Now we can create the output file.

if (!(output_format_context->oformat->flags & AVFMT_NOFILE)) {
  ret = avio_open(&output_format_context->pb, out_filename, AVIO_FLAG_WRITE);
  if (ret < 0) {
    fprintf(stderr, "Could not open output file '%s'", out_filename);
    goto end;
  }
}
 
ret = avformat_write_header(output_format_context, NULL);
if (ret < 0) {
  fprintf(stderr, "Error occurred when opening output file\n");
  goto end;
}

After that, we can copy the streams, packet by packet, from our input to our output streams.

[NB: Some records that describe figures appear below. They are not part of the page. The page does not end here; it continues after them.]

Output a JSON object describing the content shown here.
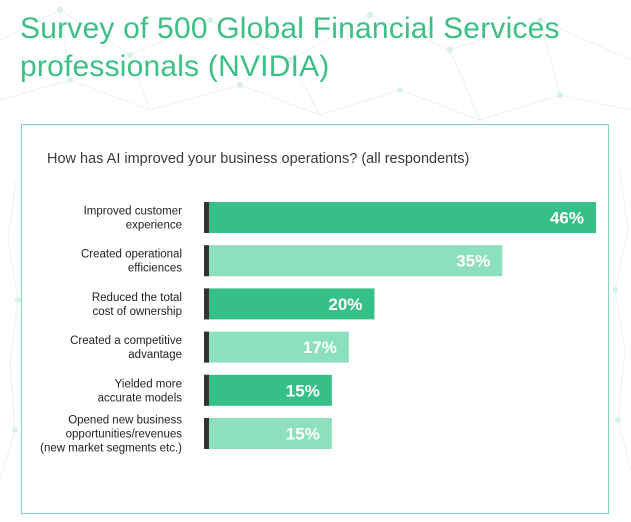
{
  "title": "Survey of 500 Global Financial Services professionals (NVIDIA)",
  "colors": {
    "title": "#3dbf87",
    "bar_dark": "#36c088",
    "bar_light": "#8de0bd",
    "bar_edge": "#333333",
    "card_border": "#7fd9b3"
  },
  "chart_data": {
    "type": "bar",
    "orientation": "horizontal",
    "title": "How has AI improved your business operations? (all respondents)",
    "categories": [
      [
        "Improved customer",
        "experience"
      ],
      [
        "Created operational",
        "efficiences"
      ],
      [
        "Reduced the total",
        "cost of ownership"
      ],
      [
        "Created a competitive",
        "advantage"
      ],
      [
        "Yielded more",
        "accurate models"
      ],
      [
        "Opened new business",
        "opportunities/revenues",
        "(new market segments etc.)"
      ]
    ],
    "values": [
      46,
      35,
      20,
      17,
      15,
      15
    ],
    "value_labels": [
      "46%",
      "35%",
      "20%",
      "17%",
      "15%",
      "15%"
    ],
    "unit": "%",
    "xlim": [
      0,
      46
    ],
    "grid": false,
    "legend": "none"
  }
}
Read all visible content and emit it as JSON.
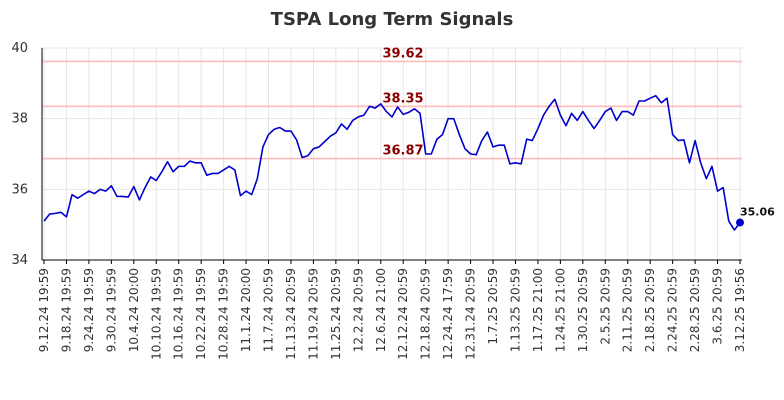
{
  "chart_data": {
    "type": "line",
    "title": "TSPA Long Term Signals",
    "xlabel": "",
    "ylabel": "",
    "ylim": [
      34,
      40
    ],
    "yticks": [
      34,
      36,
      38,
      40
    ],
    "grid": true,
    "x_tick_labels": [
      "9.12.24 19:59",
      "9.18.24 19:59",
      "9.24.24 19:59",
      "9.30.24 19:59",
      "10.4.24 20:00",
      "10.10.24 19:59",
      "10.16.24 19:59",
      "10.22.24 19:59",
      "10.28.24 19:59",
      "11.1.24 20:00",
      "11.7.24 20:59",
      "11.13.24 20:59",
      "11.19.24 20:59",
      "11.25.24 20:59",
      "12.2.24 20:59",
      "12.6.24 21:00",
      "12.12.24 20:59",
      "12.18.24 20:59",
      "12.24.24 17:59",
      "12.31.24 20:59",
      "1.7.25 20:59",
      "1.13.25 20:59",
      "1.17.25 21:00",
      "1.24.25 21:00",
      "1.30.25 20:59",
      "2.5.25 20:59",
      "2.11.25 20:59",
      "2.18.25 20:59",
      "2.24.25 20:59",
      "2.28.25 20:59",
      "3.6.25 20:59",
      "3.12.25 19:56"
    ],
    "series": [
      {
        "color": "#0000cc",
        "values": [
          35.1,
          35.3,
          35.32,
          35.35,
          35.22,
          35.85,
          35.75,
          35.85,
          35.95,
          35.88,
          36.0,
          35.95,
          36.1,
          35.8,
          35.8,
          35.78,
          36.08,
          35.7,
          36.05,
          36.35,
          36.25,
          36.5,
          36.78,
          36.5,
          36.65,
          36.65,
          36.8,
          36.75,
          36.75,
          36.4,
          36.45,
          36.45,
          36.55,
          36.65,
          36.55,
          35.82,
          35.95,
          35.85,
          36.3,
          37.2,
          37.55,
          37.7,
          37.75,
          37.65,
          37.65,
          37.4,
          36.9,
          36.95,
          37.15,
          37.2,
          37.35,
          37.5,
          37.6,
          37.85,
          37.7,
          37.95,
          38.05,
          38.1,
          38.35,
          38.3,
          38.42,
          38.2,
          38.05,
          38.33,
          38.12,
          38.18,
          38.28,
          38.15,
          37.0,
          37.0,
          37.42,
          37.55,
          38.0,
          38.0,
          37.55,
          37.15,
          37.0,
          36.98,
          37.38,
          37.62,
          37.2,
          37.25,
          37.25,
          36.72,
          36.75,
          36.72,
          37.42,
          37.38,
          37.72,
          38.1,
          38.35,
          38.55,
          38.1,
          37.8,
          38.15,
          37.95,
          38.2,
          37.95,
          37.72,
          37.95,
          38.2,
          38.3,
          37.95,
          38.2,
          38.2,
          38.1,
          38.5,
          38.5,
          38.58,
          38.65,
          38.45,
          38.58,
          37.55,
          37.38,
          37.4,
          36.75,
          37.38,
          36.75,
          36.3,
          36.65,
          35.95,
          36.05,
          35.1,
          34.85,
          35.06
        ]
      }
    ],
    "signal_lines": [
      {
        "value": 39.62,
        "label": "39.62",
        "color": "#ffbbbb"
      },
      {
        "value": 38.35,
        "label": "38.35",
        "color": "#ffbbbb"
      },
      {
        "value": 36.87,
        "label": "36.87",
        "color": "#ffbbbb"
      }
    ],
    "last_value_label": "35.06",
    "colors": {
      "line": "#0000cc",
      "signal_line": "#ffbbbb",
      "signal_label": "#8b0000",
      "grid": "#e6e6e6",
      "axis": "#000000"
    }
  }
}
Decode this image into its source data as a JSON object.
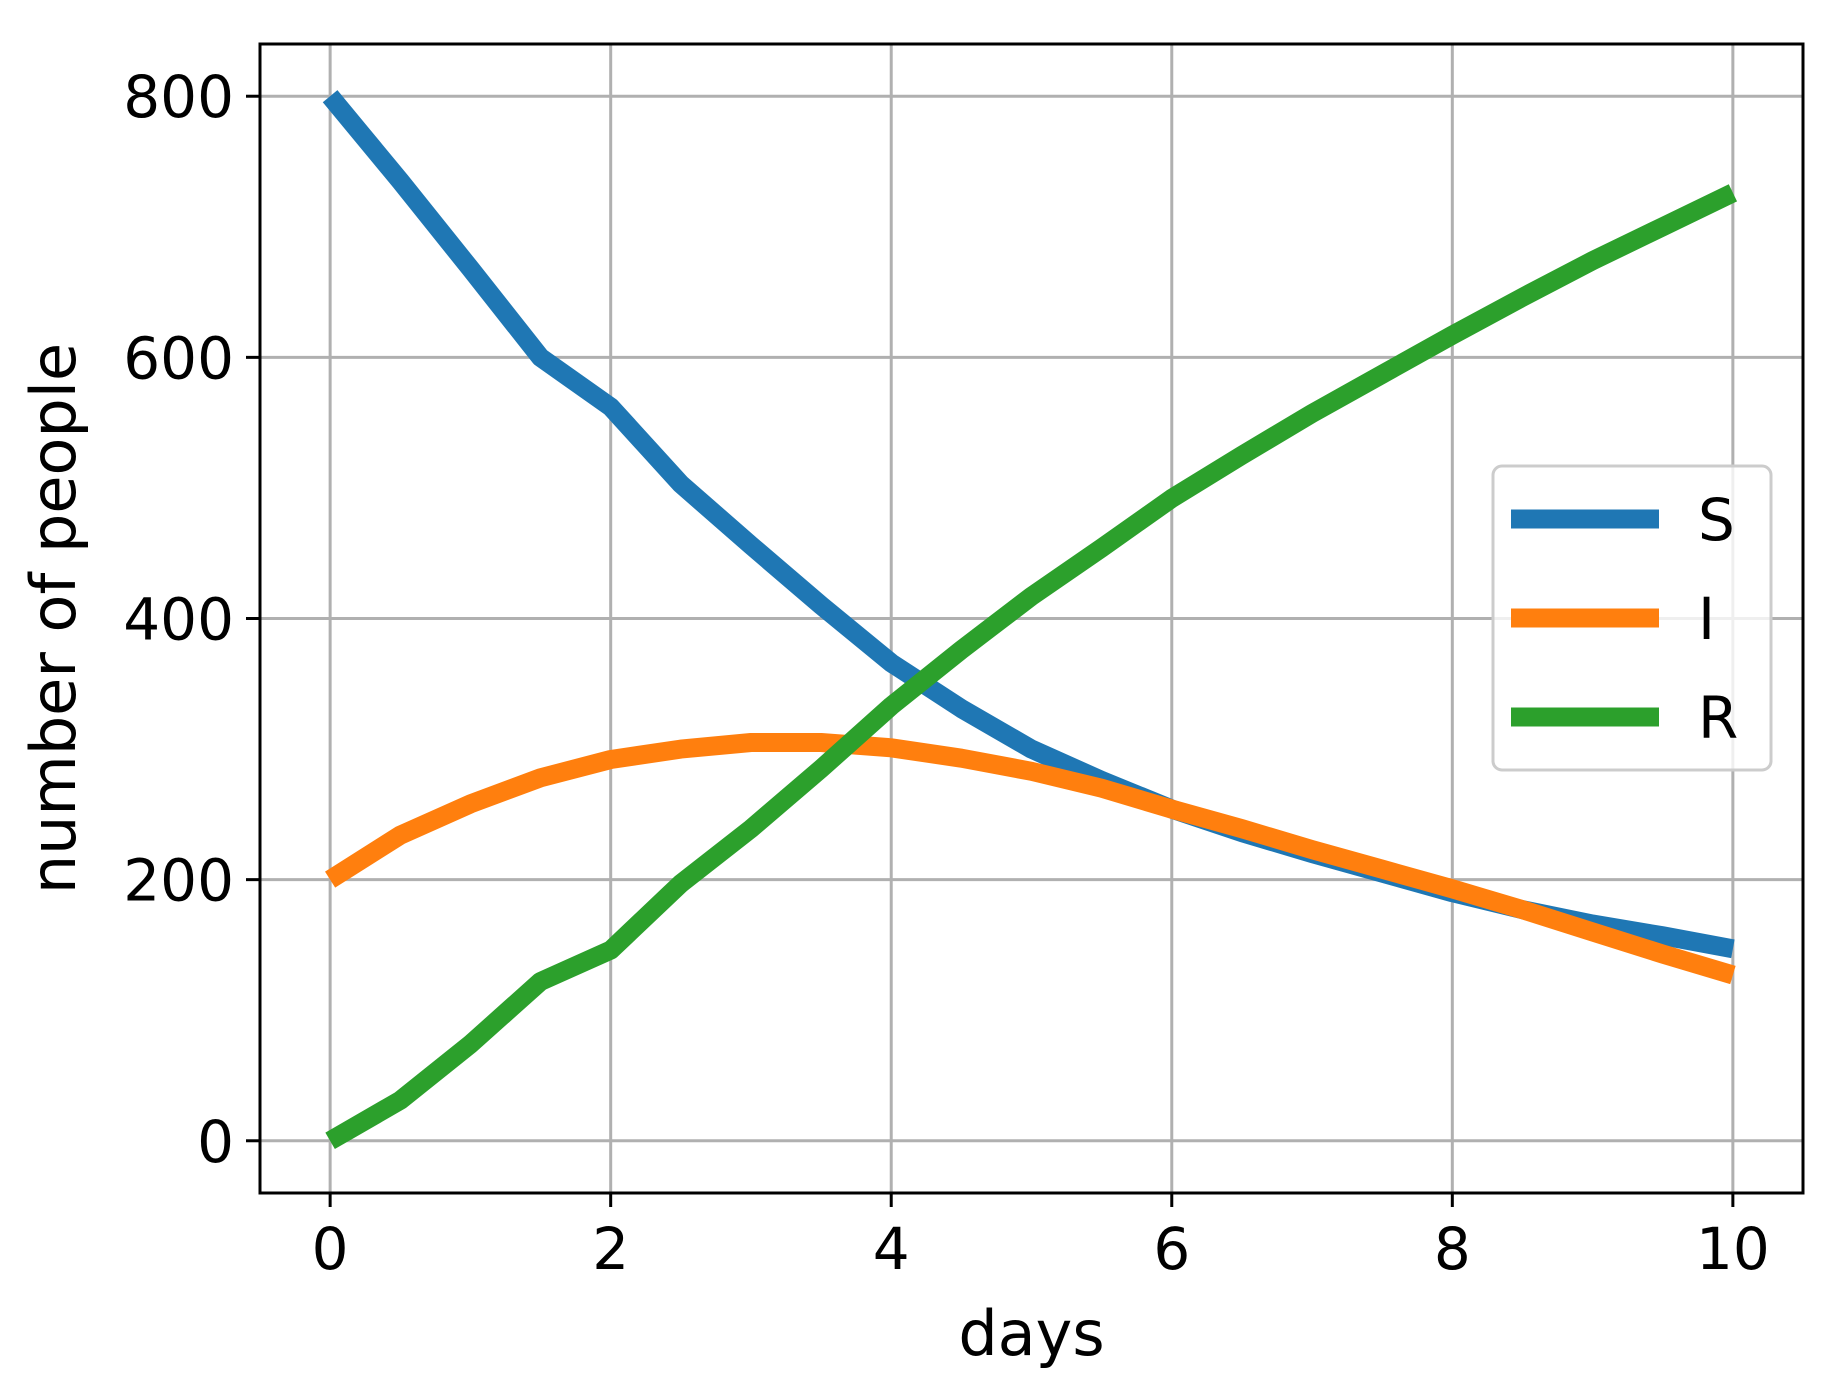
{
  "chart_data": {
    "type": "line",
    "title": "",
    "xlabel": "days",
    "ylabel": "number of people",
    "xlim": [
      -0.5,
      10.5
    ],
    "ylim": [
      -40,
      840
    ],
    "xticks": [
      0,
      2,
      4,
      6,
      8,
      10
    ],
    "yticks": [
      0,
      200,
      400,
      600,
      800
    ],
    "xtick_labels": [
      "0",
      "2",
      "4",
      "6",
      "8",
      "10"
    ],
    "ytick_labels": [
      "0",
      "200",
      "400",
      "600",
      "800"
    ],
    "grid": true,
    "legend": {
      "placement": "center-right",
      "entries": [
        "S",
        "I",
        "R"
      ]
    },
    "x": [
      0,
      0.5,
      1,
      1.5,
      2,
      2.5,
      3,
      3.5,
      4,
      4.5,
      5,
      5.5,
      6,
      6.5,
      7,
      7.5,
      8,
      8.5,
      9,
      9.5,
      10
    ],
    "series": [
      {
        "name": "S",
        "color": "#1f77b4",
        "values": [
          800,
          735,
          668,
          600,
          562,
          503,
          456,
          410,
          366,
          331,
          300,
          276,
          254,
          236,
          220,
          205,
          190,
          177,
          166,
          157,
          147
        ]
      },
      {
        "name": "I",
        "color": "#ff7f0e",
        "values": [
          200,
          234,
          258,
          278,
          292,
          300,
          305,
          305,
          301,
          293,
          283,
          270,
          254,
          239,
          223,
          208,
          193,
          177,
          160,
          143,
          127
        ]
      },
      {
        "name": "R",
        "color": "#2ca02c",
        "values": [
          0,
          31,
          74,
          122,
          146,
          197,
          239,
          285,
          333,
          376,
          417,
          454,
          492,
          525,
          557,
          587,
          617,
          646,
          674,
          700,
          726
        ]
      }
    ]
  }
}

We’ll loop while it has packets (av_read_frame), for each packet we need to re-calculate the PTS and DTS to finally write it (av_interleaved_write_frame) to our output format context.

while (1) {
  AVStream *in_stream, *out_stream;
  ret = av_read_frame(input_format_context, &packet);
  if (ret < 0)
    break;
  in_stream  = input_format_context->streams[packet.stream_index];
  if (packet.stream_index >= number_of_streams || streams_list[packet.stream_index] < 0) {
    av_packet_unref(&packet);
    continue;
  }
  packet.stream_index = streams_list[packet.stream_index];
  out_stream = output_format_context->streams[packet.stream_index];
  /* copy packet */
  packet.pts = av_rescale_q_rnd(packet.pts, in_stream->time_base, out_stream->time_base, AV_ROUND_NEAR_INF|AV_ROUND_PASS_MINMAX);
  packet.dts = av_rescale_q_rnd(packet.dts, in_stream->time_base, out_stream->time_base, AV_ROUND_NEAR_INF|AV_ROUND_PASS_MINMAX);
  packet.duration = av_rescale_q(packet.duration, in_stream->time_base, out_stream->time_base);
  // https://ffmpeg.org/doxygen/trunk/structAVPacket.html#ab5793d8195cf4789dfb3913b7a693903
  packet.pos = -1;
 
  //https://ffmpeg.org/doxygen/trunk/group__lavf__encoding.html#ga37352ed2c63493c38219d935e71db6c1
  ret = av_interleaved_write_frame(output_format_context, &packet);
  if (ret < 0) {
    fprintf(stderr, "Error muxing packet\n");
    break;
  }
  av_packet_unref(&packet);
}

To finalize we need to write the stream trailer to an output media file with av_write_trailer function.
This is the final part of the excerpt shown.